Navigation
This version of the documentation is archived and no longer supported.

Spark Streaming

Spark Streaming allows on-the-fly analysis of live data streams with MongoDB. See the Apache documentation for a detailed description of Spark Streaming functionality.

This tutorial uses the Spark Shell.For more information about starting the Spark Shell and configuring it for use with MongoDB, see Getting Started.

This tutorial demonstrates how to use Spark Streaming to analyze input data from a TCP port. It uses Netcat, a lightweight network utility, to send text inputs to a local port, then uses Scala to determine how many times each word occurs in each line and write the results to a MongoDB collection.

Start Netcat from the command line:

$ nc -lk 9999

Start the Spark Shell at another terminal prompt.

import com.mongodb.spark.sql._
import org.apache.spark.streaming._

Create a new StreamingContext object and assign it to ssc. sc is a SparkContext object that is automatically created when you start the Spark Shell. The second argument specifies how often to check for new input data.

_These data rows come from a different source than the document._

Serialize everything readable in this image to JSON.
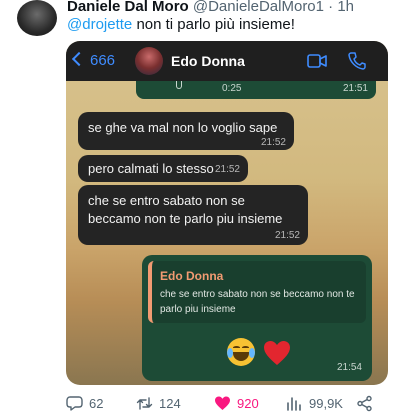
{
  "tweet": {
    "author_name": "Daniele Dal Moro",
    "author_handle": "@DanieleDalMoro1",
    "separator": "·",
    "time": "1h",
    "reply_mention": "@drojette",
    "reply_text": "non ti parlo più insieme!"
  },
  "whatsapp": {
    "back_count": "666",
    "contact_name": "Edo Donna",
    "prev_voice_duration": "0:25",
    "prev_time": "21:51",
    "messages_in": [
      {
        "text": "se ghe va mal non lo voglio sape",
        "time": "21:52"
      },
      {
        "text": "pero calmati lo stesso",
        "time": "21:52"
      },
      {
        "text": "che se entro sabato non se\nbeccamo non te parlo piu insieme",
        "time": "21:52"
      }
    ],
    "reply_out": {
      "quoted_name": "Edo Donna",
      "quoted_text": "che se entro sabato non se beccamo non te parlo piu insieme",
      "time": "21:54",
      "emojis": [
        "face-with-tears-of-joy",
        "red-heart"
      ]
    }
  },
  "actions": {
    "replies": "62",
    "retweets": "124",
    "likes": "920",
    "views": "99,9K"
  },
  "colors": {
    "mention": "#1d9bf0",
    "like": "#f91880",
    "whatsapp_outgoing": "#1d4b36",
    "quote_accent": "#f29b72"
  }
}
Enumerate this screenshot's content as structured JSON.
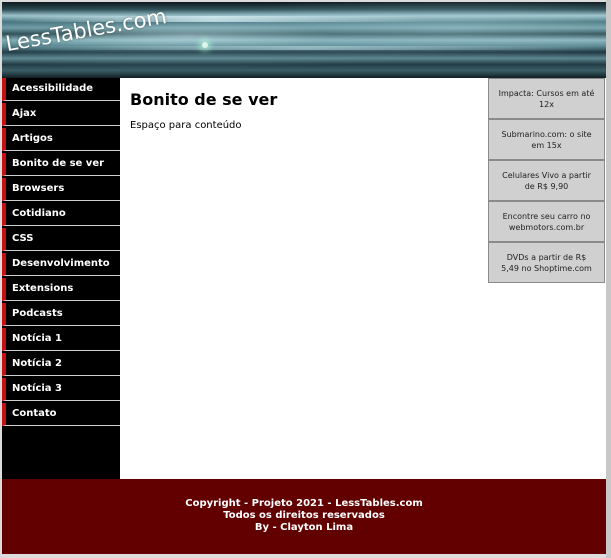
{
  "header": {
    "logo_text": "LessTables.com"
  },
  "sidebar": {
    "items": [
      {
        "label": "Acessibilidade"
      },
      {
        "label": "Ajax"
      },
      {
        "label": "Artigos"
      },
      {
        "label": "Bonito de se ver"
      },
      {
        "label": "Browsers"
      },
      {
        "label": "Cotidiano"
      },
      {
        "label": "CSS"
      },
      {
        "label": "Desenvolvimento"
      },
      {
        "label": "Extensions"
      },
      {
        "label": "Podcasts"
      },
      {
        "label": "Notícia 1"
      },
      {
        "label": "Notícia 2"
      },
      {
        "label": "Notícia 3"
      },
      {
        "label": "Contato"
      }
    ]
  },
  "main": {
    "title": "Bonito de se ver",
    "content": "Espaço para conteúdo"
  },
  "ads": {
    "items": [
      {
        "text": "Impacta: Cursos em até 12x"
      },
      {
        "text": "Submarino.com: o site em 15x"
      },
      {
        "text": "Celulares Vivo a partir de R$ 9,90"
      },
      {
        "text": "Encontre seu carro no webmotors.com.br"
      },
      {
        "text": "DVDs a partir de R$ 5,49 no Shoptime.com"
      }
    ]
  },
  "footer": {
    "line1": "Copyright - Projeto 2021 - LessTables.com",
    "line2": "Todos os direitos reservados",
    "line3": "By - Clayton Lima"
  },
  "colors": {
    "sidebar_bg": "#000000",
    "sidebar_accent": "#c41010",
    "footer_bg": "#620000",
    "ad_bg": "#d0d0d0"
  }
}
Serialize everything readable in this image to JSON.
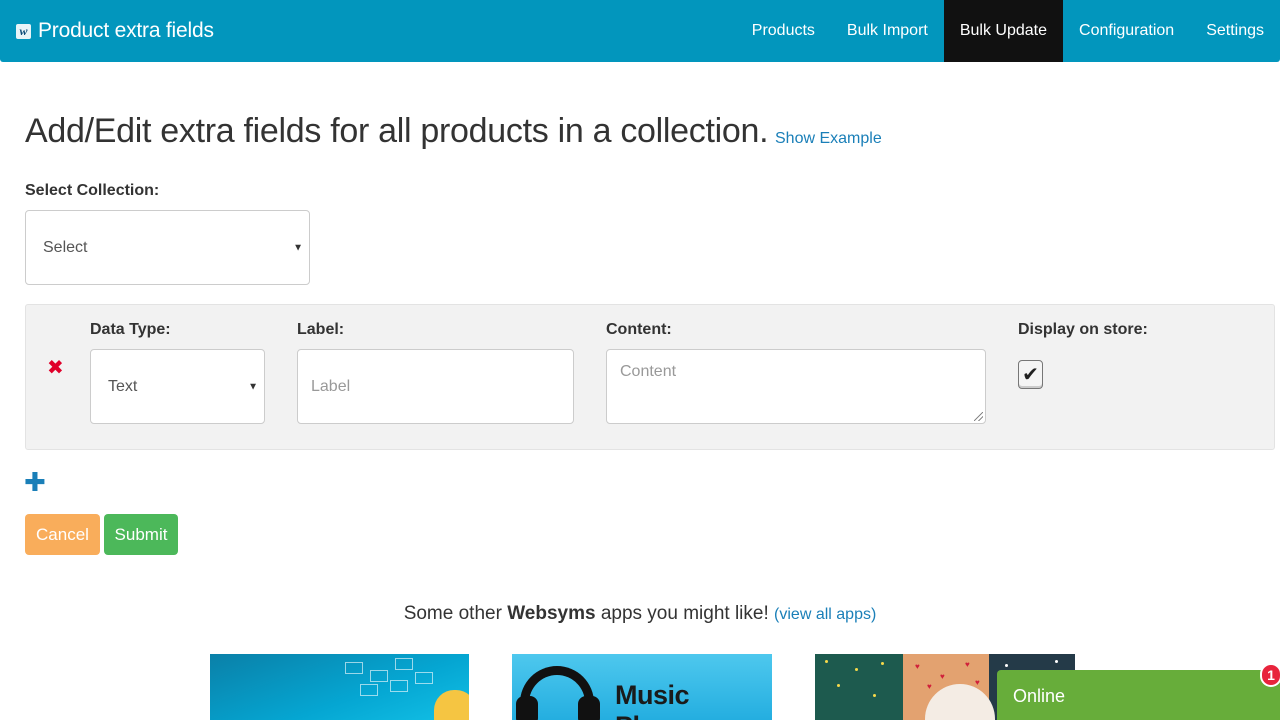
{
  "navbar": {
    "brand_logo": "w",
    "brand_title": "Product extra fields",
    "items": [
      {
        "label": "Products",
        "active": false
      },
      {
        "label": "Bulk Import",
        "active": false
      },
      {
        "label": "Bulk Update",
        "active": true
      },
      {
        "label": "Configuration",
        "active": false
      },
      {
        "label": "Settings",
        "active": false
      }
    ],
    "color": "#0296bd"
  },
  "main": {
    "title": "Add/Edit extra fields for all products in a collection.",
    "show_example": "Show Example",
    "collection_label": "Select Collection:",
    "collection_value": "Select"
  },
  "field_row": {
    "data_type_label": "Data Type:",
    "data_type_value": "Text",
    "label_label": "Label:",
    "label_placeholder": "Label",
    "content_label": "Content:",
    "content_placeholder": "Content",
    "display_label": "Display on store:",
    "display_checked": true,
    "remove_icon": "close-icon"
  },
  "actions": {
    "add_icon": "plus-icon",
    "cancel_label": "Cancel",
    "submit_label": "Submit",
    "cancel_color": "#f9ad5b",
    "submit_color": "#4cb85a"
  },
  "promo": {
    "prefix": "Some other ",
    "brand": "Websyms",
    "suffix": " apps you might like!",
    "link": "(view all apps)",
    "apps": [
      {
        "title": ""
      },
      {
        "title": "Music Player"
      },
      {
        "title": ""
      }
    ]
  },
  "chat": {
    "status": "Online",
    "badge_count": "1",
    "color": "#67ad3a"
  }
}
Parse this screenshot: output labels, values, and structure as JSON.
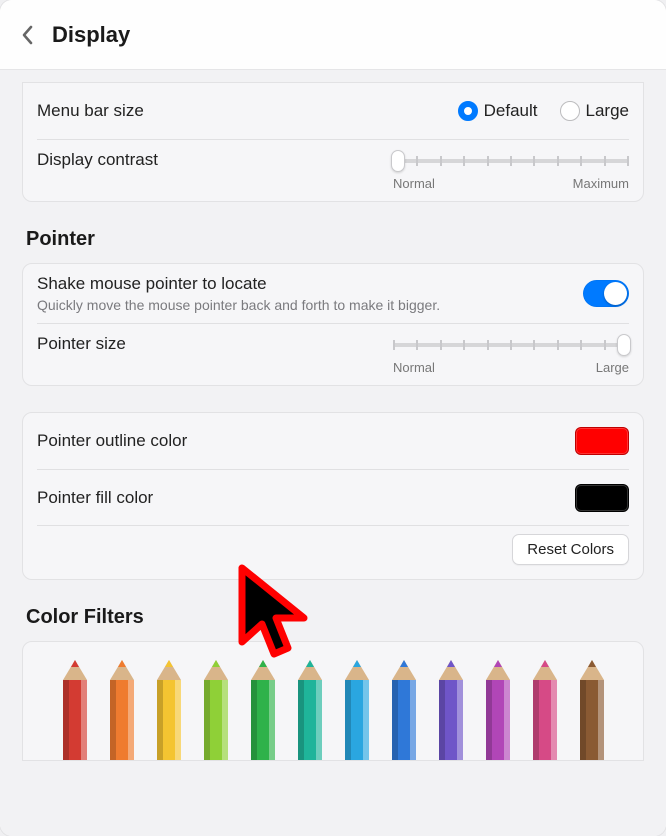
{
  "header": {
    "title": "Display"
  },
  "menuBar": {
    "label": "Menu bar size",
    "options": {
      "default": "Default",
      "large": "Large"
    },
    "selected": "default"
  },
  "contrast": {
    "label": "Display contrast",
    "min_label": "Normal",
    "max_label": "Maximum",
    "value_pct": 2
  },
  "pointerSection": {
    "title": "Pointer"
  },
  "shake": {
    "label": "Shake mouse pointer to locate",
    "sub": "Quickly move the mouse pointer back and forth to make it bigger.",
    "on": true
  },
  "pointerSize": {
    "label": "Pointer size",
    "min_label": "Normal",
    "max_label": "Large",
    "value_pct": 98
  },
  "outline": {
    "label": "Pointer outline color",
    "color": "#ff0000"
  },
  "fill": {
    "label": "Pointer fill color",
    "color": "#000000"
  },
  "reset": {
    "label": "Reset Colors"
  },
  "filters": {
    "title": "Color Filters"
  },
  "pencilColors": [
    "#d33b32",
    "#ef7b2f",
    "#f4c431",
    "#8fd037",
    "#2fb24a",
    "#1fb49a",
    "#2aa6e0",
    "#2f78d8",
    "#6f55c8",
    "#b146b7",
    "#d64a86",
    "#8a5a33"
  ]
}
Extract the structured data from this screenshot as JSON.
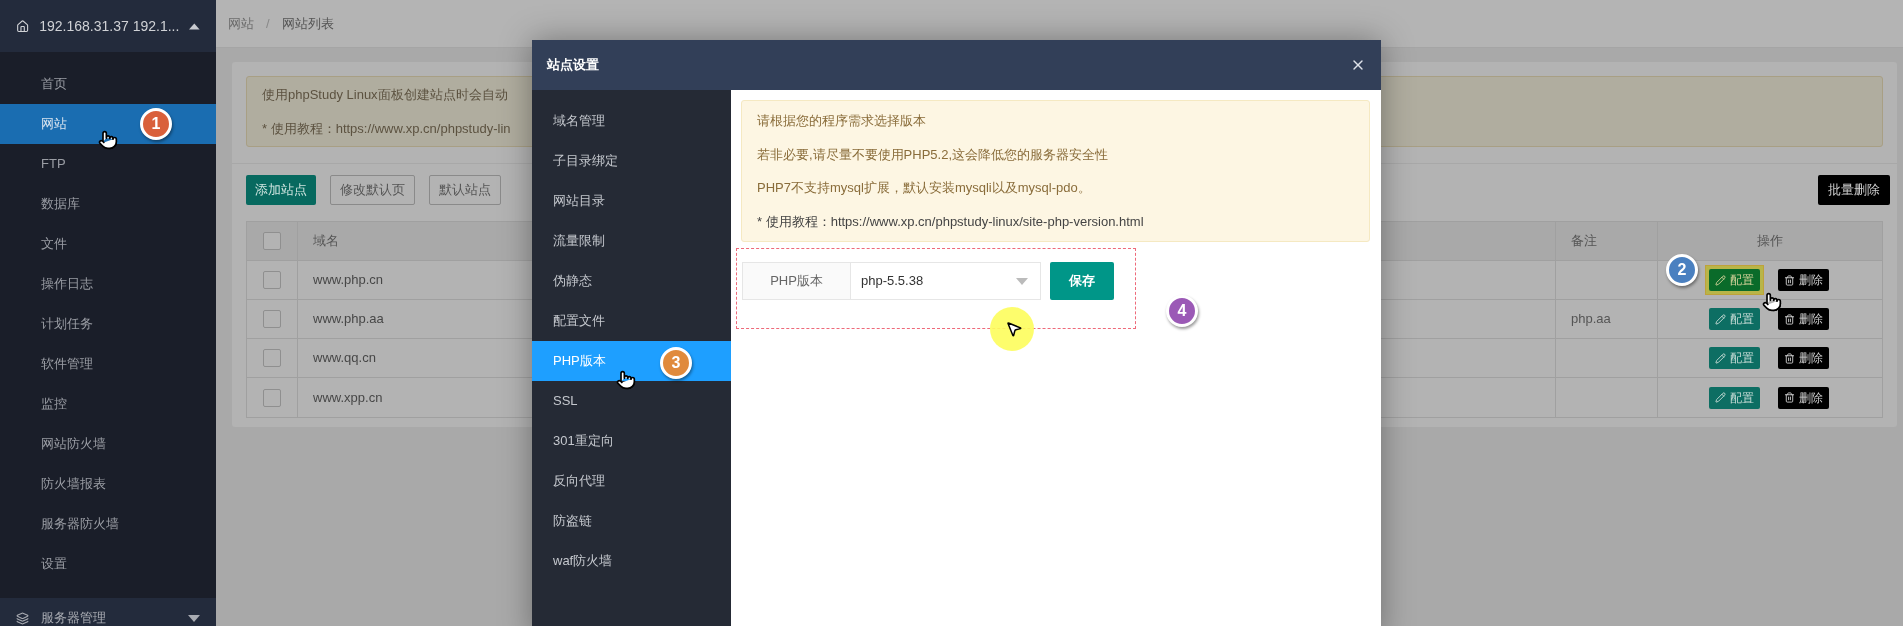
{
  "sidebar": {
    "header": "192.168.31.37 192.1...",
    "items": [
      {
        "label": "首页",
        "selected": false
      },
      {
        "label": "网站",
        "selected": true
      },
      {
        "label": "FTP",
        "selected": false
      },
      {
        "label": "数据库",
        "selected": false
      },
      {
        "label": "文件",
        "selected": false
      },
      {
        "label": "操作日志",
        "selected": false
      },
      {
        "label": "计划任务",
        "selected": false
      },
      {
        "label": "软件管理",
        "selected": false
      },
      {
        "label": "监控",
        "selected": false
      },
      {
        "label": "网站防火墙",
        "selected": false
      },
      {
        "label": "防火墙报表",
        "selected": false
      },
      {
        "label": "服务器防火墙",
        "selected": false
      },
      {
        "label": "设置",
        "selected": false
      }
    ],
    "section": "服务器管理"
  },
  "breadcrumb": [
    "网站",
    "/",
    "网站列表"
  ],
  "notice": [
    "使用phpStudy Linux面板创建站点时会自动",
    "* 使用教程：https://www.xp.cn/phpstudy-lin"
  ],
  "toolbar": [
    {
      "label": "添加站点",
      "kind": "primary"
    },
    {
      "label": "修改默认页",
      "kind": "outline"
    },
    {
      "label": "默认站点",
      "kind": "outline"
    }
  ],
  "batch_delete": "批量删除",
  "table": {
    "header_checked": false,
    "columns": [
      "域名",
      "备注",
      "操作"
    ],
    "rows": [
      {
        "checked": false,
        "domain": "www.php.cn",
        "remark": "",
        "highlighted": true,
        "actions": [
          "配置",
          "删除"
        ]
      },
      {
        "checked": false,
        "domain": "www.php.aa",
        "remark": "php.aa",
        "highlighted": false,
        "actions": [
          "配置",
          "删除"
        ]
      },
      {
        "checked": false,
        "domain": "www.qq.cn",
        "remark": "",
        "highlighted": false,
        "actions": [
          "配置",
          "删除"
        ]
      },
      {
        "checked": false,
        "domain": "www.xpp.cn",
        "remark": "",
        "highlighted": false,
        "actions": [
          "配置",
          "删除"
        ]
      }
    ]
  },
  "modal": {
    "title": "站点设置",
    "nav": [
      {
        "label": "域名管理",
        "selected": false
      },
      {
        "label": "子目录绑定",
        "selected": false
      },
      {
        "label": "网站目录",
        "selected": false
      },
      {
        "label": "流量限制",
        "selected": false
      },
      {
        "label": "伪静态",
        "selected": false
      },
      {
        "label": "配置文件",
        "selected": false
      },
      {
        "label": "PHP版本",
        "selected": true
      },
      {
        "label": "SSL",
        "selected": false
      },
      {
        "label": "301重定向",
        "selected": false
      },
      {
        "label": "反向代理",
        "selected": false
      },
      {
        "label": "防盗链",
        "selected": false
      },
      {
        "label": "waf防火墙",
        "selected": false
      }
    ],
    "notice": [
      "请根据您的程序需求选择版本",
      "若非必要,请尽量不要使用PHP5.2,这会降低您的服务器安全性",
      "PHP7不支持mysql扩展，默认安装mysqli以及mysql-pdo。",
      "* 使用教程：https://www.xp.cn/phpstudy-linux/site-php-version.html"
    ],
    "php_label": "PHP版本",
    "php_version": "php-5.5.38",
    "save": "保存"
  },
  "callouts": [
    {
      "number": "1",
      "color": "#d9603b"
    },
    {
      "number": "2",
      "color": "#4a80c0"
    },
    {
      "number": "3",
      "color": "#e08a3c"
    },
    {
      "number": "4",
      "color": "#9b59b6"
    }
  ]
}
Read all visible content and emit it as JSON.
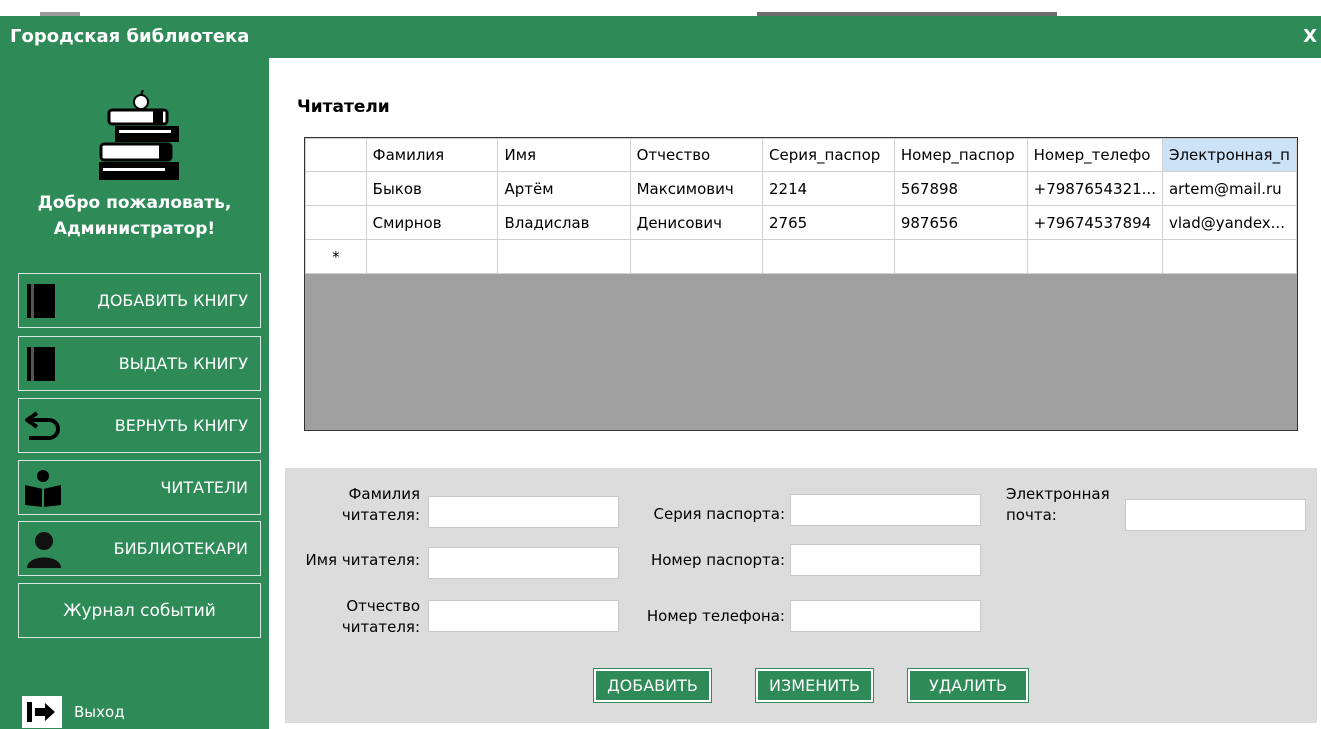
{
  "window": {
    "title": "Городская библиотека",
    "close_label": "X"
  },
  "sidebar": {
    "welcome_line1": "Добро пожаловать,",
    "welcome_line2": "Администратор!",
    "buttons": [
      {
        "label": "ДОБАВИТЬ КНИГУ",
        "icon": "book-icon"
      },
      {
        "label": "ВЫДАТЬ КНИГУ",
        "icon": "book-icon"
      },
      {
        "label": "ВЕРНУТЬ КНИГУ",
        "icon": "return-arrow-icon"
      },
      {
        "label": "ЧИТАТЕЛИ",
        "icon": "reader-icon"
      },
      {
        "label": "БИБЛИОТЕКАРИ",
        "icon": "user-icon"
      },
      {
        "label": "Журнал событий"
      }
    ],
    "exit_label": "Выход"
  },
  "main": {
    "section_title": "Читатели",
    "grid": {
      "columns": [
        "Фамилия",
        "Имя",
        "Отчество",
        "Серия_паспор",
        "Номер_паспор",
        "Номер_телефо",
        "Электронная_п"
      ],
      "rows": [
        [
          "Быков",
          "Артём",
          "Максимович",
          "2214",
          "567898",
          "+7987654321...",
          "artem@mail.ru"
        ],
        [
          "Смирнов",
          "Владислав",
          "Денисович",
          "2765",
          "987656",
          "+79674537894",
          "vlad@yandex..."
        ]
      ],
      "new_row_marker": "*"
    },
    "form": {
      "surname_label_1": "Фамилия",
      "surname_label_2": "читателя:",
      "name_label": "Имя читателя:",
      "patronymic_label_1": "Отчество",
      "patronymic_label_2": "читателя:",
      "passport_series_label": "Серия паспорта:",
      "passport_number_label": "Номер паспорта:",
      "phone_label": "Номер телефона:",
      "email_label_1": "Электронная",
      "email_label_2": "почта:",
      "surname_value": "",
      "name_value": "",
      "patronymic_value": "",
      "passport_series_value": "",
      "passport_number_value": "",
      "phone_value": "",
      "email_value": ""
    },
    "actions": {
      "add": "ДОБАВИТЬ",
      "edit": "ИЗМЕНИТЬ",
      "delete": "УДАЛИТЬ"
    }
  },
  "colors": {
    "accent": "#2e8b57",
    "panel": "#dcdcdc",
    "grid_empty": "#a0a0a0",
    "header_highlight": "#cce3f7"
  }
}
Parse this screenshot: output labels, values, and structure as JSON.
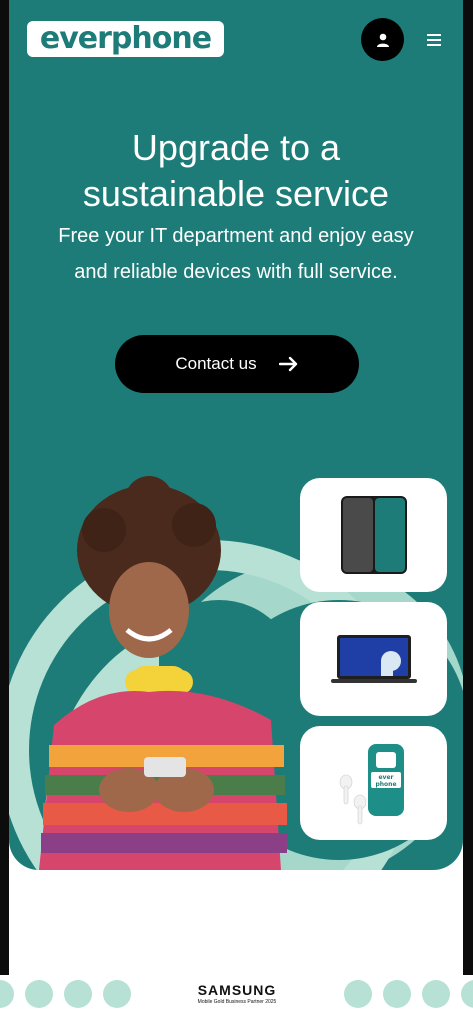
{
  "header": {
    "logo_text": "everphone",
    "account_icon": "user-icon",
    "menu_icon": "hamburger-menu-icon"
  },
  "hero": {
    "title_line1": "Upgrade to a",
    "title_line2": "sustainable service",
    "subtitle_line1": "Free your IT department and enjoy easy",
    "subtitle_line2": "and reliable devices with full service.",
    "cta_label": "Contact us",
    "cta_icon": "arrow-right-icon"
  },
  "product_cards": [
    {
      "name": "smartphone",
      "icon": "smartphone-icon"
    },
    {
      "name": "laptop",
      "icon": "laptop-icon"
    },
    {
      "name": "earbuds-and-case",
      "icon": "earbuds-icon",
      "case_text": "ever phone"
    }
  ],
  "footer": {
    "partner_brand": "SAMSUNG",
    "partner_caption": "Mobile Gold Business Partner 2025"
  },
  "colors": {
    "brand_teal": "#1d7c78",
    "light_mint": "#b6e1d4",
    "cta_black": "#000000",
    "white": "#ffffff"
  }
}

val ssc = new StreamingContext(sc, Seconds(1))

Use the socketTextStream method to create a connection to Netcat on port 9999:

val lines = ssc.socketTextStream("localhost", 9999)

Determine how many times each word occurs in each line:

val words = lines.flatMap(_.split(" "))
val pairs = words.map(word => (word, 1))
val wordCounts = pairs.reduceByKey(_ + _)

Create a data structure to hold the results:

case class WordCount(word: String, count: Int)

Use a foreachRDD loop to collect results and write to the MongoDB collection specified in the Spark Connector configuration. The append mode causes data to be appended to the collection, whereas overwrite mode replaces the existing data.

wordCounts.foreachRDD({ rdd =>
  import spark.implicits._
  val wordCounts = rdd.map({ case (word: String, count: Int)
          => WordCount(word, count) }).toDF()
  wordCounts.write.mode("append").mongo()
})

Start listening:

ssc.start()

To give your program something to listen to, go back to the terminal prompt where you started Netcat and start typing.

hello world
cats cats dogs dogs dogs

In your MongoDB collection you’ll find something similar to the following:

{ "_id" : ObjectId("588a539927c22bd43214131f"), "word" : "hello", "count" : 1 }
{ "_id" : ObjectId("588a539927c22bd432141320"), "word" : "world", "count" : 1 }
{ "_id" : ObjectId("588a53b227c22bd432141322"), "word" : "cats", "count" : 2 }
{ "_id" : ObjectId("588a53b227c22bd432141323"), "word" : "dogs", "count" : 3 }

To end your Netcat process, use ctrl-c. To end your Spark Shell session, use System.exit(0).